2006 : l’Alaska relance la traque, sans succès
Soixante-quinze ans après l’abandon initial, l’État de l’Alaska décide de reprendre l’enquête. En 2006, le gouvernement alaskien lance une opération pour retrouver et récupérer les navires perdus dans ses eaux, estimés à environ 4 000 épaves disparues au large de ses côtes. Le Baychimo figure évidemment en tête de liste, symbole même de cette hécatombe maritime méconnue. Mais malgré les moyens déployés, contrairement aux épaves de l’Erebus et du Terror de l’expédition Franklin, le navire continue d’échapper aux chercheurs.
Le contraste est frappant : quand des expéditions modernes, dotées de sonars et de drones sous-marins, parviennent à localiser des épaves vieilles de plus d’un siècle et demi dans l’archipel arctique canadien, le Baychimo, lui, reste introuvable. Certains objets ayant appartenu au navire ont toutefois survécu autrement : si sa tombe finale reste inconnue, des reliques du vapeur sont visibles par les Alaskiens, certains objets récupérés ayant été confiés au Museum of the North de l’université d’Alaska à Fairbanks, où ils sont toujours conservés.

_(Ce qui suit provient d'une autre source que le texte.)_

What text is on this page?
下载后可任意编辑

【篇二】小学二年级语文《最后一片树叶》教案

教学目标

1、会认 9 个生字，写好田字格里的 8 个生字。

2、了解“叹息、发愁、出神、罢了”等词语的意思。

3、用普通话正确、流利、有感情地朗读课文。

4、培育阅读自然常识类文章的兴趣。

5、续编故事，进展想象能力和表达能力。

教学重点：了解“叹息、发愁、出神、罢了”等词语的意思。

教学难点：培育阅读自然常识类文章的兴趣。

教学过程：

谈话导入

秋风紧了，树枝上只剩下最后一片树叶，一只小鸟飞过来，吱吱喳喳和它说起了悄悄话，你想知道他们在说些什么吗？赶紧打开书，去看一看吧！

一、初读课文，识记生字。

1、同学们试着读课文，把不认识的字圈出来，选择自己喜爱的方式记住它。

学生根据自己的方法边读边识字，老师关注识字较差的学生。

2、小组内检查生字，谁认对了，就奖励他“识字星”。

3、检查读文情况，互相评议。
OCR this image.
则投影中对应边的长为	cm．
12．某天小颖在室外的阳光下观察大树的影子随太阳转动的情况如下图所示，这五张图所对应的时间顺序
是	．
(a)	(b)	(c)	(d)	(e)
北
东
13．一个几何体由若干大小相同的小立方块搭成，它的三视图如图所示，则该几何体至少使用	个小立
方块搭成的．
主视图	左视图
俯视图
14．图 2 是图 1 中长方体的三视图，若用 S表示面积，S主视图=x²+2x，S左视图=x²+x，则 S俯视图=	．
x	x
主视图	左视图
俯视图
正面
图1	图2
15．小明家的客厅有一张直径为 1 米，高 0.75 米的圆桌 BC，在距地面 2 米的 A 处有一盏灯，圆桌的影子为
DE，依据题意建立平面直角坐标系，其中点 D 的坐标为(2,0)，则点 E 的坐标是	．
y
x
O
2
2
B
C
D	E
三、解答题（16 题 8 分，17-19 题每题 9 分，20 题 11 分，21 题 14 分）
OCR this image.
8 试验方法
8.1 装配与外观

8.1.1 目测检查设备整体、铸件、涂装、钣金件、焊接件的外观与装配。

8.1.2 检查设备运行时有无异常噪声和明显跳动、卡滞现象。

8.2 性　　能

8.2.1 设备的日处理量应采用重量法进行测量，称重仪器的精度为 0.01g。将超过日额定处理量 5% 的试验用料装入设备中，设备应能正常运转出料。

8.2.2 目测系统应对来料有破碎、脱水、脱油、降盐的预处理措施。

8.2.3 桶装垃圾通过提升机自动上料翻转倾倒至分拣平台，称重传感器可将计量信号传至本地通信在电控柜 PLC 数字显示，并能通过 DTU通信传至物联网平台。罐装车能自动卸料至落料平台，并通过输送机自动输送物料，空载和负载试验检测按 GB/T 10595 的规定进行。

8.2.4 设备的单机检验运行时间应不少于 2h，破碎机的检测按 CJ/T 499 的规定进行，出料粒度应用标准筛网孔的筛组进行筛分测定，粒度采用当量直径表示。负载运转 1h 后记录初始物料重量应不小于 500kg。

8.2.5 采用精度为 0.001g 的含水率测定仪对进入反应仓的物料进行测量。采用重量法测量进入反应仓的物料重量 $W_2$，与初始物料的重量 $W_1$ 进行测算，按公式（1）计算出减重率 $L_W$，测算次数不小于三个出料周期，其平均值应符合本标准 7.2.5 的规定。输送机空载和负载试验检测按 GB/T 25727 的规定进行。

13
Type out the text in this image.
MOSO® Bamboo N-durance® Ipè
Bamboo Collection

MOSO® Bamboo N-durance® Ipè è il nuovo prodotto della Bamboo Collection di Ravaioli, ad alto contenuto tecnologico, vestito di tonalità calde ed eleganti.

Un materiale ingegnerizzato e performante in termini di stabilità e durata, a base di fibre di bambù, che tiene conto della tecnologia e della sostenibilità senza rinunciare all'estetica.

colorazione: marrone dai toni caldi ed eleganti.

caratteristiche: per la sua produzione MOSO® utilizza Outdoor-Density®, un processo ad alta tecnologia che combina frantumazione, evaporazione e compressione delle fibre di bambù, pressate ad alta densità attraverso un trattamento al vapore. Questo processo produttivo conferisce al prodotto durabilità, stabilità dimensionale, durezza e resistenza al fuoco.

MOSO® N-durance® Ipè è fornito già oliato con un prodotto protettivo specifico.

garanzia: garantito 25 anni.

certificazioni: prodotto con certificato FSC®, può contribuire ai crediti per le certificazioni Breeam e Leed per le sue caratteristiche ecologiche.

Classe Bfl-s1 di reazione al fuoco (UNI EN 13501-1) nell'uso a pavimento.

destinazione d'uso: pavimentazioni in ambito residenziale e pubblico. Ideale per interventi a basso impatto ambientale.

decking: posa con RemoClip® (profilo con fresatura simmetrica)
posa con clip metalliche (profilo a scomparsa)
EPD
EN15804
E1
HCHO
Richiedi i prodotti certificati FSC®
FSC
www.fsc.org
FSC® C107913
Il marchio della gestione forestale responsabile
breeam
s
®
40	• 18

Reste une question qui n’a jamais trouvé de réponse définitive : et si le Baychimo n’avait tout simplement jamais coulé de manière brutale, mais s’était lentement désintégré année après année, dispersant ses tôles rouillées sur des centaines de kilomètres de littoral inaccessible ? Dans l’immensité du Beaufort et du Chukchi, où la banquise recouvre et efface tout, un cargo entier a peut-être disparu sans laisser plus de trace qu’un flocon de neige.